What Does a Contract Supervisor Do?
A contract supervisor administers the acquisition and maintenance of contracts for a business or government agency. This can begin with the evaluation of competing bids and the development of an appropriate contract, and may continue through the performance of the job until the contract is complete. A support staff may offer assistance including research, performance of administrative tasks, and other services. Such positions may be full time for large companies, and some can come with added benefits.
Companies and agencies use contracts for work they cannot perform themselves. The contract sets out the terms of a job, including the timeline, materials, and pay. As entities determine that they need contract work performed, they can put out a request for bids. Contract supervisors may help develop the specifications of the request, oversee the reviews of the bids, and finalize the contract with the winning bidder. Once the contract is initiated, it requires ongoing administration.
Responsibilities can include reviewing expense accounts, requesting progress reports, and visiting the site where the work is performed.

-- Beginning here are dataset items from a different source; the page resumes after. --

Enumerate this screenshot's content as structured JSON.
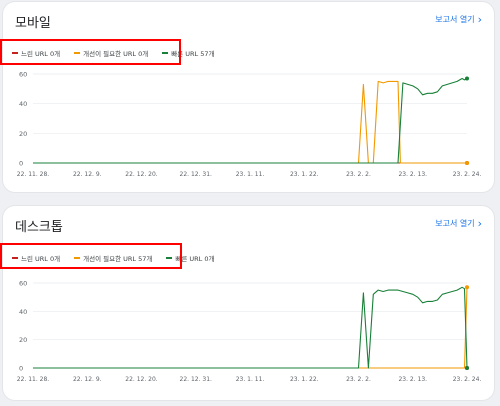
{
  "sections": [
    {
      "title": "모바일",
      "report_link": "보고서 열기",
      "legend": [
        {
          "label": "느린 URL 0개",
          "color": "#c5221f"
        },
        {
          "label": "개선이 필요한 URL 0개",
          "color": "#f29900"
        },
        {
          "label": "빠른 URL 57개",
          "color": "#188038"
        }
      ]
    },
    {
      "title": "데스크톱",
      "report_link": "보고서 열기",
      "legend": [
        {
          "label": "느린 URL 0개",
          "color": "#c5221f"
        },
        {
          "label": "개선이 필요한 URL 57개",
          "color": "#f29900"
        },
        {
          "label": "빠른 URL 0개",
          "color": "#188038"
        }
      ]
    }
  ],
  "chart_data": [
    {
      "type": "line",
      "x": [
        "22. 11. 28.",
        "22. 12. 9.",
        "22. 12. 20.",
        "22. 12. 31.",
        "23. 1. 11.",
        "23. 1. 22.",
        "23. 2. 2.",
        "23. 2. 13.",
        "23. 2. 24."
      ],
      "ylim": [
        0,
        60
      ],
      "yticks": [
        0,
        20,
        40,
        60
      ],
      "series": [
        {
          "name": "느린 URL 0개",
          "color": "#c5221f",
          "points": [
            [
              0,
              0
            ],
            [
              88,
              0
            ]
          ]
        },
        {
          "name": "개선이 필요한 URL 0개",
          "color": "#f29900",
          "points": [
            [
              0,
              0
            ],
            [
              66,
              0
            ],
            [
              67,
              53
            ],
            [
              68,
              0
            ],
            [
              69,
              0
            ],
            [
              70,
              55
            ],
            [
              71,
              54
            ],
            [
              72,
              55
            ],
            [
              73,
              55
            ],
            [
              74,
              55
            ],
            [
              74.5,
              0
            ],
            [
              88,
              0
            ]
          ]
        },
        {
          "name": "빠른 URL 57개",
          "color": "#188038",
          "points": [
            [
              0,
              0
            ],
            [
              74,
              0
            ],
            [
              75,
              54
            ],
            [
              76,
              53
            ],
            [
              77,
              52
            ],
            [
              78,
              50
            ],
            [
              79,
              46
            ],
            [
              80,
              47
            ],
            [
              81,
              47
            ],
            [
              82,
              48
            ],
            [
              83,
              52
            ],
            [
              84,
              53
            ],
            [
              85,
              54
            ],
            [
              86,
              55
            ],
            [
              87,
              57
            ],
            [
              87.5,
              56
            ],
            [
              88,
              57
            ]
          ]
        }
      ]
    },
    {
      "type": "line",
      "x": [
        "22. 11. 28.",
        "22. 12. 9.",
        "22. 12. 20.",
        "22. 12. 31.",
        "23. 1. 11.",
        "23. 1. 22.",
        "23. 2. 2.",
        "23. 2. 13.",
        "23. 2. 24."
      ],
      "ylim": [
        0,
        60
      ],
      "yticks": [
        0,
        20,
        40,
        60
      ],
      "series": [
        {
          "name": "느린 URL 0개",
          "color": "#c5221f",
          "points": [
            [
              0,
              0
            ],
            [
              88,
              0
            ]
          ]
        },
        {
          "name": "개선이 필요한 URL 57개",
          "color": "#f29900",
          "points": [
            [
              0,
              0
            ],
            [
              87.5,
              0
            ],
            [
              88,
              57
            ]
          ]
        },
        {
          "name": "빠른 URL 0개",
          "color": "#188038",
          "points": [
            [
              0,
              0
            ],
            [
              66,
              0
            ],
            [
              67,
              53
            ],
            [
              68,
              0
            ],
            [
              69,
              52
            ],
            [
              70,
              55
            ],
            [
              71,
              54
            ],
            [
              72,
              55
            ],
            [
              73,
              55
            ],
            [
              74,
              55
            ],
            [
              75,
              54
            ],
            [
              76,
              53
            ],
            [
              77,
              52
            ],
            [
              78,
              50
            ],
            [
              79,
              46
            ],
            [
              80,
              47
            ],
            [
              81,
              47
            ],
            [
              82,
              48
            ],
            [
              83,
              52
            ],
            [
              84,
              53
            ],
            [
              85,
              54
            ],
            [
              86,
              55
            ],
            [
              87,
              57
            ],
            [
              87.5,
              56
            ],
            [
              88,
              0
            ]
          ]
        }
      ]
    }
  ]
}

Advance planning can also be part of the responsibility of the contract supervisor. This staff member may need to think about issues like securing permits and making alternate arrangements when facilities and equipment are not available because they are under construction. Mobile contract supervisors may work primarily in the field to oversee the job as it takes place. The contract supervisor can report back to the employer on the progress and may intervene if quality control problems or other issues become apparent.
These personnel have the authority to hire and fire their support staff. They organize employee training, making sure everyone is qualified, and can intervene to resolve disputes and address problems with the quality of work in the office or the field. Working as a contract supervisor can require good communication skills, as it is necessary to interact with a variety of people while on the job. Administrative support staff may need mentoring from their supervisors, for example, while workers may need to be reminded of the terms of a contract so they can do the job right.
Employment advertisements for contract supervisors can be found in a variety of resources including trade publications and public job boards. This job usually requires some familiarity with the industry and the nature of the contracts involved; an oil and gas contract supervisor, for example, needs to understand what kind of work a contract might entail. Administrative and supervisory experience is valuable, as is comfort with contracts and other legal documents.